Une étude intéressante sur les Français et la dyslexie

dyslexieOpinionWay a réalisé pour Lili for Life, une enquête intéressante sur les français et la dyslexie.

L’objectif de cette étude était de comprendre le niveau de connaissance de la population sur ce handicap et de comprendre leurs attentes.
Les chiffres sont alarmants et méritent qu’on s’y attarde pour faire évoluer les choses dans le bon sens.

Les idées reçues

65% des Français pensent qu’on peut guérir de la dyslexie, or c’est faux !
Beaucoup de parents notamment croient qu’elle est liée aux méthodes d’apprentissage de la lecture, ce qui est faux également.
53 % des parents souhaitent le renforcement des campagnes de détection, dès le plus jeune âge, de la dyslexie.
81% en ont entendu parler, mais 84% affirment en savoir peu à son sujet.
Près d’un Français sur deux (41%) s’imagine que les personnes dyslexiques confondent leur droite et leur gauche.

Dyslexie et activité professionnelle

Malgré cette méconnaissance de la pathologie, plus de 3 Français sur quatre (77%) reconnaissent la dyslexie comme un véritable handicap. La majorité d’entre eux (60%) a le sentiment qu’il est difficile de vivre au quotidien en étant dyslexique.

Pour les répondants, c’est dans le cadre de la scolarité que le quotidien apparaît le plus compliqué : 71% des Français jugent que le trouble est un frein à la réussite scolaire et 62% à l’accès à l’enseignement supérieur.

76% des personnes dyslexiques déclarent avoir souffert de leur pathologie et 57% affirment avoir déjà essayé de la cacher.
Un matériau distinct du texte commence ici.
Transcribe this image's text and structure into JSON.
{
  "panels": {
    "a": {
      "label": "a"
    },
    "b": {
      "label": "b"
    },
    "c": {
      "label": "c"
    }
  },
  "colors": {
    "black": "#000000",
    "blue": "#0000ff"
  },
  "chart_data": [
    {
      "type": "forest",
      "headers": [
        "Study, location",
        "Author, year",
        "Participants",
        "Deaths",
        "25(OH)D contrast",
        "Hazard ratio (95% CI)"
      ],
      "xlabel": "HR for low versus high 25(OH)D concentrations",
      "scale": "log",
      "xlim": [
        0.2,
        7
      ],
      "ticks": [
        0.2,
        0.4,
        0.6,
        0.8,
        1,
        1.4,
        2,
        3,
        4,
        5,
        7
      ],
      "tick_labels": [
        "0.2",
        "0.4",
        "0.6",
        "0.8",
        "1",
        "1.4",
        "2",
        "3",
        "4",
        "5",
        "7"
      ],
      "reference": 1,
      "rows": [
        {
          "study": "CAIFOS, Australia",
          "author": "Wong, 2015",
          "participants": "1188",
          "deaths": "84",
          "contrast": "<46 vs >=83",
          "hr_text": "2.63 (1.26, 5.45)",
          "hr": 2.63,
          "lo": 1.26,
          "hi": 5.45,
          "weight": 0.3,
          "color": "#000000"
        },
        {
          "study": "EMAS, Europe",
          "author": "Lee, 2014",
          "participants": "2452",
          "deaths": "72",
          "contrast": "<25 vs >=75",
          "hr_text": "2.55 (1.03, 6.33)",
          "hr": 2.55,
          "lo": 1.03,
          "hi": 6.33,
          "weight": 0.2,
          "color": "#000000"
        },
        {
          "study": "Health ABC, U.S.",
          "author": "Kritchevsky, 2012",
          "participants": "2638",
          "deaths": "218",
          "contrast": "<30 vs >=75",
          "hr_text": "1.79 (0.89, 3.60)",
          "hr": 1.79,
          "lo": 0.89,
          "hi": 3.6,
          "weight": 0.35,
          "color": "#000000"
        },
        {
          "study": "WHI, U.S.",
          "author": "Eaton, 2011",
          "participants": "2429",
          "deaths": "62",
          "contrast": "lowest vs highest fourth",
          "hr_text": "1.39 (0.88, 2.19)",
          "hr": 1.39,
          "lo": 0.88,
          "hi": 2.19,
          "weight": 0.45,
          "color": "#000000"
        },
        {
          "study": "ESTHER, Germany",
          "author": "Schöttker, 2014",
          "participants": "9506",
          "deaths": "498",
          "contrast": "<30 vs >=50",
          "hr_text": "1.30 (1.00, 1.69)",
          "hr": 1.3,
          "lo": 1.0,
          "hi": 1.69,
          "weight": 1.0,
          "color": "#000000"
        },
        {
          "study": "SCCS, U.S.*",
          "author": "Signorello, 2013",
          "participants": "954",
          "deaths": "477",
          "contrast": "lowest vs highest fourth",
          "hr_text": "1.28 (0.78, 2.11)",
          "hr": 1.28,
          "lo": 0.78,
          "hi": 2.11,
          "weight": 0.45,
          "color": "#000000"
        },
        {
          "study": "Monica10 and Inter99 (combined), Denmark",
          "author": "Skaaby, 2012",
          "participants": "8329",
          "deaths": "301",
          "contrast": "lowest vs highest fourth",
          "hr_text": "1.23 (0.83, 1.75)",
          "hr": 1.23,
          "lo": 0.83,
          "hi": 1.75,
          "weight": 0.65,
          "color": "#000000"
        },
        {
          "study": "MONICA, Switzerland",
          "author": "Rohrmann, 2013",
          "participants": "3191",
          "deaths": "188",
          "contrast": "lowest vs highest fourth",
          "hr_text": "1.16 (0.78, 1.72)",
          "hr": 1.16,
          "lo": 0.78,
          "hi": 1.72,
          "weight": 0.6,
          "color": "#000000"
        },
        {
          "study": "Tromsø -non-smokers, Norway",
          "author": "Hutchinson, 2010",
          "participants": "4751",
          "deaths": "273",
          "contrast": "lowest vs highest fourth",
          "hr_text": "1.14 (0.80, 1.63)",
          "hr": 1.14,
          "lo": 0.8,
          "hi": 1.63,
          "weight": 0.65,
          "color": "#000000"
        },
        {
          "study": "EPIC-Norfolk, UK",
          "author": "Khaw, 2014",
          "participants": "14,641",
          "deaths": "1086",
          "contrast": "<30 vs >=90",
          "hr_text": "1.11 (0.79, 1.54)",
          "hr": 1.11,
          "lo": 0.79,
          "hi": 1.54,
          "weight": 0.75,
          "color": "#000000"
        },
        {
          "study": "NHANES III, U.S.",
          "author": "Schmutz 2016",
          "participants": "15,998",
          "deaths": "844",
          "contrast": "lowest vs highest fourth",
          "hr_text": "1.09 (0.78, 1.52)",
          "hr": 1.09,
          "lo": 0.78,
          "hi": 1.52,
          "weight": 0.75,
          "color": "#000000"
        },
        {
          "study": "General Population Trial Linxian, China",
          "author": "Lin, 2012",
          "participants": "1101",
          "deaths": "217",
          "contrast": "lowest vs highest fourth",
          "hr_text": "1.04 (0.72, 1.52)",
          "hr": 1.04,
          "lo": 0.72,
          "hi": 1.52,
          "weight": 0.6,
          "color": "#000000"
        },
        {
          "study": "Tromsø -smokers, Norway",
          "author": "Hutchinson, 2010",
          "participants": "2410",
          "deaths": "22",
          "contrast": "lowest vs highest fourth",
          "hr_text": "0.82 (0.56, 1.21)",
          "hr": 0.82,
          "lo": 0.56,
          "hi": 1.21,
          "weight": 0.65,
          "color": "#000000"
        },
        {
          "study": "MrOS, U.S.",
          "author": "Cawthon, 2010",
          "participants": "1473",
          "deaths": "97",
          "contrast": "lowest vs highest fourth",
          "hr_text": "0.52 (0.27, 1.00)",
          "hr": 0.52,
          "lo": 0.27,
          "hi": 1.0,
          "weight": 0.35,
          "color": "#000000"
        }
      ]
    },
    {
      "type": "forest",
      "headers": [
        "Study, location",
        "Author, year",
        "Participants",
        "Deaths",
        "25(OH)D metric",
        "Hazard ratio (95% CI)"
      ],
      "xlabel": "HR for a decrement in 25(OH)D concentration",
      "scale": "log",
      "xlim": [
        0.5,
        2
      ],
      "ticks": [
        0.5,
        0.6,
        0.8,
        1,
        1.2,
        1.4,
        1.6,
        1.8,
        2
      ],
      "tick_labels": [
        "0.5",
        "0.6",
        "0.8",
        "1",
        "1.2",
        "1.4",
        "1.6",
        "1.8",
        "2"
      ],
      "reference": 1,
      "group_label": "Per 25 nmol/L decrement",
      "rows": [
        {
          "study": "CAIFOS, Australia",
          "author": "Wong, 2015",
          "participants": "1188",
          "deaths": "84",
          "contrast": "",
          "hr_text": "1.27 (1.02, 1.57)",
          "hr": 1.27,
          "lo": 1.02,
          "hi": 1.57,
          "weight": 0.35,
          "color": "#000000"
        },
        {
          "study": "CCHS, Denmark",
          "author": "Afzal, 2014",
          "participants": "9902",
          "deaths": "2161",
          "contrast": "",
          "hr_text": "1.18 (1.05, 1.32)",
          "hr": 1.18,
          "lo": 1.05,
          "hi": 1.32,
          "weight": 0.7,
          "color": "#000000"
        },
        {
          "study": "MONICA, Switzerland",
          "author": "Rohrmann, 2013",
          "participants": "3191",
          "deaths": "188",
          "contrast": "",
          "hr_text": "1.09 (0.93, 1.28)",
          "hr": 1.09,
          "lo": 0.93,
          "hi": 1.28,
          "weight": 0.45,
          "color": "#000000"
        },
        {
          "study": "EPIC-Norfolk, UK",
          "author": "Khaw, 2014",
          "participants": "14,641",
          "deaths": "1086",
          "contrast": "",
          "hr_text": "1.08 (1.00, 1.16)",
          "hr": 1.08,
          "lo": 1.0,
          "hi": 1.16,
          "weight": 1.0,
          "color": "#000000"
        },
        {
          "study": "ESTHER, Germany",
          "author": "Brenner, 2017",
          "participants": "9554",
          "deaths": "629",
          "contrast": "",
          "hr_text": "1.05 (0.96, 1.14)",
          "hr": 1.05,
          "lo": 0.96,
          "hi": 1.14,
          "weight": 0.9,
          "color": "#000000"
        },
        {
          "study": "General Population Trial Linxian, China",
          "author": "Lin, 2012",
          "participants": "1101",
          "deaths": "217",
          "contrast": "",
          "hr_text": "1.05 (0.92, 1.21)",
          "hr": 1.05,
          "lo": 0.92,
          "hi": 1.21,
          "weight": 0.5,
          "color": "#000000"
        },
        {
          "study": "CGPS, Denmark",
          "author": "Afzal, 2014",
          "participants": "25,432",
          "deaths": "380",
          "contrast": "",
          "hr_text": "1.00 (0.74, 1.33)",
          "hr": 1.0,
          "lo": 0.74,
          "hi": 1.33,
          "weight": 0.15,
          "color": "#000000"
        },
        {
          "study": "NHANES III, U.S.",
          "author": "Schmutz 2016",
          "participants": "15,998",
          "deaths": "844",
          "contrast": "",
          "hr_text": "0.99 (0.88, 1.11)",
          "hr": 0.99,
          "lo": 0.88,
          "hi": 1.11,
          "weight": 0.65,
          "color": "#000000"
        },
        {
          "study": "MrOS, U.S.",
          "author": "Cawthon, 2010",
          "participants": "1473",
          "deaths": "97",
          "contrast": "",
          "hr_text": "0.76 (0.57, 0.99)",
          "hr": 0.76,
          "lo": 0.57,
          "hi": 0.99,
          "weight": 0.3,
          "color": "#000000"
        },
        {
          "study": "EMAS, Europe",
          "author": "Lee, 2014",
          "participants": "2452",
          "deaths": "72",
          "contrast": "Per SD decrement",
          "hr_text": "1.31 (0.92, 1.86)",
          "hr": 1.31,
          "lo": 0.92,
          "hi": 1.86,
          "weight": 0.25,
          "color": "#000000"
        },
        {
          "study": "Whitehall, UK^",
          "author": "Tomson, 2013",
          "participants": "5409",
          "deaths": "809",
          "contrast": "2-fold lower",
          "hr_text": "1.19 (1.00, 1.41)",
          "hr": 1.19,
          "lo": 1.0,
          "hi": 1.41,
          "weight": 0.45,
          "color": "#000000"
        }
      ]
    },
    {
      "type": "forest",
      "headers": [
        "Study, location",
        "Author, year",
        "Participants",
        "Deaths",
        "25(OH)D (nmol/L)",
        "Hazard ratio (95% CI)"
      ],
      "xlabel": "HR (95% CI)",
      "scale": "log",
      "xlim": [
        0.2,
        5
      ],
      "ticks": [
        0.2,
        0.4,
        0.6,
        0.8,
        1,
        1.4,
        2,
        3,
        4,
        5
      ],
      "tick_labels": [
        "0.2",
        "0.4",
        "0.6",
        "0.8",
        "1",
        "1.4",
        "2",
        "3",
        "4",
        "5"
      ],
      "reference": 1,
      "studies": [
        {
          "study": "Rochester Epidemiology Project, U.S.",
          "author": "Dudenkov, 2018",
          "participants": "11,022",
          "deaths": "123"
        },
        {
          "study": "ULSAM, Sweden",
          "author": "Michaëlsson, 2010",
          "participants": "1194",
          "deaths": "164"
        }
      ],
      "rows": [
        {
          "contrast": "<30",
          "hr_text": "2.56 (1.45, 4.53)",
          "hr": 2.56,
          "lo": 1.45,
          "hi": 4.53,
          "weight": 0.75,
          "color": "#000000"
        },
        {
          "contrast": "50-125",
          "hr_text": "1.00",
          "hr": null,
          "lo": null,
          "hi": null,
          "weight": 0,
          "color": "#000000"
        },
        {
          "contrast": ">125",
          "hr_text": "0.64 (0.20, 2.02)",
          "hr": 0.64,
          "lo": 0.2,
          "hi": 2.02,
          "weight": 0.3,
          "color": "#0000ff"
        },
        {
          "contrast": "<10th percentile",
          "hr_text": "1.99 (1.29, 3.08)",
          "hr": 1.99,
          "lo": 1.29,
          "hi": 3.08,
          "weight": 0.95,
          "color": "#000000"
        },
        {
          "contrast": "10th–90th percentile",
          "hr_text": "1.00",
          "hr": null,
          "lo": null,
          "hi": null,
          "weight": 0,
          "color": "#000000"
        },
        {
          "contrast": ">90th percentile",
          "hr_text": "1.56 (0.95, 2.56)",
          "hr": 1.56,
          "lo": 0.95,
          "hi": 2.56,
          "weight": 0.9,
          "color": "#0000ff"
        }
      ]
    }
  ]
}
Dans le milieu professionnel, 55% des dyslexiques reconnaissent avoir été freinés dans leur évolution de carrière à cause de leur handicap.

52% des Français estiment que la dyslexie est un frein pour l’accès à l’emploi, 57% pensent qu’elle empêche l’accès à des métiers à responsabilité, et 55% qu’elle ne permet pas d’évolution professionnelle.

Dys et vie sociale

64% d’entre eux estiment que la dyslexie constitue un frein à la pratique de certains loisirs (lecture pour le plaisir, théâtre).
40% des Français jugent le trouble comme un frein à la vie sociale, et même 25% à la vie amoureuse.
70% des répondants ont le sentiment que les personnes dyslexiques sont plus souvent victimes d’insultes et de moqueries que les autres.

Un manque d’infos

Près de six Français sur dix ne se sentent pas bien informés sur ce handicap (58%). Et parmi ceux qui se sentent bien informés, seuls 9% estiment l’être très bien. In fine, ce sont neuf Français sur dix qui pourraient bénéficier de davantage d’information à ce sujet (91%).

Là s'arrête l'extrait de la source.